Cobalt catalysts are used on a commercial scale to produce synthetic fuels via the Fischer-Tropsch synthesis process. As adsorbed hydrogen atoms are involved in many of the elementary reaction steps that occur on the catalyst surface during the reaction it is of interest to study how the structure of the catalyst surface affects the reactivity with di-hydrogen as well as with adsorbed hydrogen atoms. In the present study we use a combination of experimental and theoretical methods to gain insight into how the structure of a cobalt surface affects the H₂ dissociation reaction and the adsorption bond strength of the hydrogen atoms produced in this step. A comparison of the open Co(11–20) and (10–12) surfaces with the flat, close packed Co(0001) surface confirms that undercoordinated Co atoms strongly enhance the rate of H₂ dissociation. At the same time, the lower desorption temperatures found on the more open surfaces indicate that the bond strength of adsorbed hydrogen decreases, in the following order: Co(0001)>Co(10–12)>Co(11–20). DFT calculations confirm this trend, showing that hydrogen adsorbs weaker on the more open surfaces for both low and high coverages. In the context of the Fischer-Tropsch synthesis reaction we propose that step and kink sites are important for efficient H₂ dissociation. After dissociation, the higher hydrogen adsorption strength on terrace sites would promote diffusion away from the dissociation site to flat terraces where they can participate in hydrogenation reactions.

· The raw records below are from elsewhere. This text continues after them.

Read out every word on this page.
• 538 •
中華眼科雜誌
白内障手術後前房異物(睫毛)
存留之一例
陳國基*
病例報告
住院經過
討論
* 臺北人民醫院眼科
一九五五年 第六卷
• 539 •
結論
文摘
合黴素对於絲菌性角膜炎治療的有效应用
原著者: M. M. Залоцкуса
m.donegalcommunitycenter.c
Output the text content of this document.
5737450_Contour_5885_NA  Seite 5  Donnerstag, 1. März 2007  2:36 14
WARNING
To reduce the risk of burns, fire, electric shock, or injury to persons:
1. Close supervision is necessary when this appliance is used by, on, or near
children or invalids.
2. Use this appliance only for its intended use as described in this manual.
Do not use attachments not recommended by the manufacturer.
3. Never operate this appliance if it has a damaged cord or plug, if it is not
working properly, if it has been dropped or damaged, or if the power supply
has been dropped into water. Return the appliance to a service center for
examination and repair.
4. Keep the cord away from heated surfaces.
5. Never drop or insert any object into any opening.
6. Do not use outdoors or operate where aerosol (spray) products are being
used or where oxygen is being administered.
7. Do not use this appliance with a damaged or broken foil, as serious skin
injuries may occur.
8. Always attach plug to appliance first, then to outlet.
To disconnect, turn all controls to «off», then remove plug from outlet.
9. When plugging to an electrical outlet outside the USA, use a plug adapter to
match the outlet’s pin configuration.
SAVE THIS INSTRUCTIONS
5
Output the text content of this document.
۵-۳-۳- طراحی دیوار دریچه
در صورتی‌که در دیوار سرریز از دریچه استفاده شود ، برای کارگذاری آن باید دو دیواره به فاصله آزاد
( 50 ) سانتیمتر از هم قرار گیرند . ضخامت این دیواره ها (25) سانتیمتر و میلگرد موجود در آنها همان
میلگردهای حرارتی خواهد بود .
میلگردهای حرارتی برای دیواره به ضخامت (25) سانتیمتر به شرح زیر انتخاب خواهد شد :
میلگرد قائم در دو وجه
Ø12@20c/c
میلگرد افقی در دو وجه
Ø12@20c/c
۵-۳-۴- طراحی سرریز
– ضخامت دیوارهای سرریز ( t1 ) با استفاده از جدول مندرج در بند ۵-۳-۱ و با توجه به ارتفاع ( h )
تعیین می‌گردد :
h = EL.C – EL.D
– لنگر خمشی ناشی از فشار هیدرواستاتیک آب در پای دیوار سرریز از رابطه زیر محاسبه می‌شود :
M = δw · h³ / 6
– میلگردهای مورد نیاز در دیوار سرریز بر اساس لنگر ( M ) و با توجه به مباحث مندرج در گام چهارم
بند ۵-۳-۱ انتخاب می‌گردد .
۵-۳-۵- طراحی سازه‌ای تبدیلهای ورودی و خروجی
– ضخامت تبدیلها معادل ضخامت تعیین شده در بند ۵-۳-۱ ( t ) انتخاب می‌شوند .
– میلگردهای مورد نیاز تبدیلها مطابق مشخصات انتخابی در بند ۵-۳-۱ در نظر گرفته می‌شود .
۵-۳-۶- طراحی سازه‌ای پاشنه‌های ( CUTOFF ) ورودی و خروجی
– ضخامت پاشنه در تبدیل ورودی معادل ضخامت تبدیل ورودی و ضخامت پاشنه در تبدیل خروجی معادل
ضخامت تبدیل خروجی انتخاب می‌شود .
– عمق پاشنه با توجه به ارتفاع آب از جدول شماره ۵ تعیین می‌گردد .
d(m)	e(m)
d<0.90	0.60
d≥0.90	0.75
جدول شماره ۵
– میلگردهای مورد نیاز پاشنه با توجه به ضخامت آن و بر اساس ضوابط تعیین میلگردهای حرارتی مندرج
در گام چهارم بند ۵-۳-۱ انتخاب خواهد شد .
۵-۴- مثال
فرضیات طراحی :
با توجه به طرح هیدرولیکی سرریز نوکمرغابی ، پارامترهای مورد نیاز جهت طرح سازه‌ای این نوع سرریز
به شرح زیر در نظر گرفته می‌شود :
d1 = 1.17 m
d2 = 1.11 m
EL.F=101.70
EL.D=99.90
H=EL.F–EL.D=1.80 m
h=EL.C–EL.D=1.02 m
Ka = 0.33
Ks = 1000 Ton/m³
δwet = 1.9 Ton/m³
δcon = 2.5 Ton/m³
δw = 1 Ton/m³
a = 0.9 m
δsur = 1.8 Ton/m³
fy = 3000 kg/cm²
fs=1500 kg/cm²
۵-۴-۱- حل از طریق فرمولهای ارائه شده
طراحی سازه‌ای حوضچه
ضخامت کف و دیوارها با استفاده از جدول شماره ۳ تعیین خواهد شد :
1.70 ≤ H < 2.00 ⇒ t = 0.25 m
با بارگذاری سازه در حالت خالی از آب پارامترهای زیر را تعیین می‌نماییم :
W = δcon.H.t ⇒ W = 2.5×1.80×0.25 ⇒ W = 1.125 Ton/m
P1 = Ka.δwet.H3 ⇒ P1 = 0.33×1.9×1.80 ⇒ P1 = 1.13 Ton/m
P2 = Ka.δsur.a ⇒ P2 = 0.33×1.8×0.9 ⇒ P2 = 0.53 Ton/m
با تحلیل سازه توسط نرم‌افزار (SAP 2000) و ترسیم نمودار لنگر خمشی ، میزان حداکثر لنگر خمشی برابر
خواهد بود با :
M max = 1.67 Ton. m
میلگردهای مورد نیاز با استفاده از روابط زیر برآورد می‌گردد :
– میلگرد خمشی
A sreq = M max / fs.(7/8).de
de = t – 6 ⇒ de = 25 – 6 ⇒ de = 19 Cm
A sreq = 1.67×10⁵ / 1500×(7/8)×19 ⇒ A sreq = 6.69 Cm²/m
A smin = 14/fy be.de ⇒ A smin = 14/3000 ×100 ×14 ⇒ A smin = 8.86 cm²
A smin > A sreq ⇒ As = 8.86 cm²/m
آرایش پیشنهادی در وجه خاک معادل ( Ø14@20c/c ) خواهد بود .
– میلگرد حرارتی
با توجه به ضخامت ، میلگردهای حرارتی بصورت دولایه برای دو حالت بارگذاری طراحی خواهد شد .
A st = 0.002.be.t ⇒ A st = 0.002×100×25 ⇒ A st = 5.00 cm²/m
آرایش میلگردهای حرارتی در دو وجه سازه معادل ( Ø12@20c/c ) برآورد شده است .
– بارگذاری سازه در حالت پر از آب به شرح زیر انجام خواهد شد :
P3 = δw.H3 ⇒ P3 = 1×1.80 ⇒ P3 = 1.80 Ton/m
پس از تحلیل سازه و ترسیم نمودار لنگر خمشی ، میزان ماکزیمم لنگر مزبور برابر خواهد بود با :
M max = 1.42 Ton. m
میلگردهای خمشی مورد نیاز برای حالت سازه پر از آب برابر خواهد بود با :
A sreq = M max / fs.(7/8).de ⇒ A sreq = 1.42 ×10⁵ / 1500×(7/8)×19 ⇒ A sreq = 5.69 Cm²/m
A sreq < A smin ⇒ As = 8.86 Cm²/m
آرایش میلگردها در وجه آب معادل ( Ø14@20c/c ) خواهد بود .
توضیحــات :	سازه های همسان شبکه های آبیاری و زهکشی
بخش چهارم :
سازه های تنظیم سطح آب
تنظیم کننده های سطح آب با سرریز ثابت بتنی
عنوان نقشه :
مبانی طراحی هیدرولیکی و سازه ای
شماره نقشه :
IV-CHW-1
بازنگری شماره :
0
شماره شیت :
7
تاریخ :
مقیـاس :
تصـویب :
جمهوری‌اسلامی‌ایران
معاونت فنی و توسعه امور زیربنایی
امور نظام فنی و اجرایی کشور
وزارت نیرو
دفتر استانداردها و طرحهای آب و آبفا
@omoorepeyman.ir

钴催化剂以商业规模用于通过费-托合成工艺生产合成燃料。由于吸附的氢原子参与了反应过程中催化剂表面上发生的许多基本反应步骤，因此有必要研究催化剂表面的结构如何影响与二氢以及与吸附的氢原子的反应性。在本研究中，我们使用实验方法和理论方法的组合来深入了解钴表面的结构如何影响H _2。解离反应和在该步骤中产生的氢原子的吸附键强度。将开放的Co（11–20）和（10–12）表面与平坦，紧密堆积的Co（0001）表面进行比较，可以证实，配位不足的Co原子会大大提高H _2的解离速率。同时，在更开放的表面上发现的较低的解吸温度表明吸附的氢的结合强度按以下顺序降低：Co（0001）> Co（10-12）> Co（11-20）。DFT计算证实了这种趋势，表明无论是低覆盖率还是高覆盖率，氢在较开放的表面上吸附的能力都较弱。在费-托合成反应的背景下，我们提出，阶跃和扭结位点对于有效的H ₂是重要的离解。解离后，平台位置上较高的氢吸附强度将促进从解离位置扩散到平坦平台，在平台上它们可以参与氢化反应。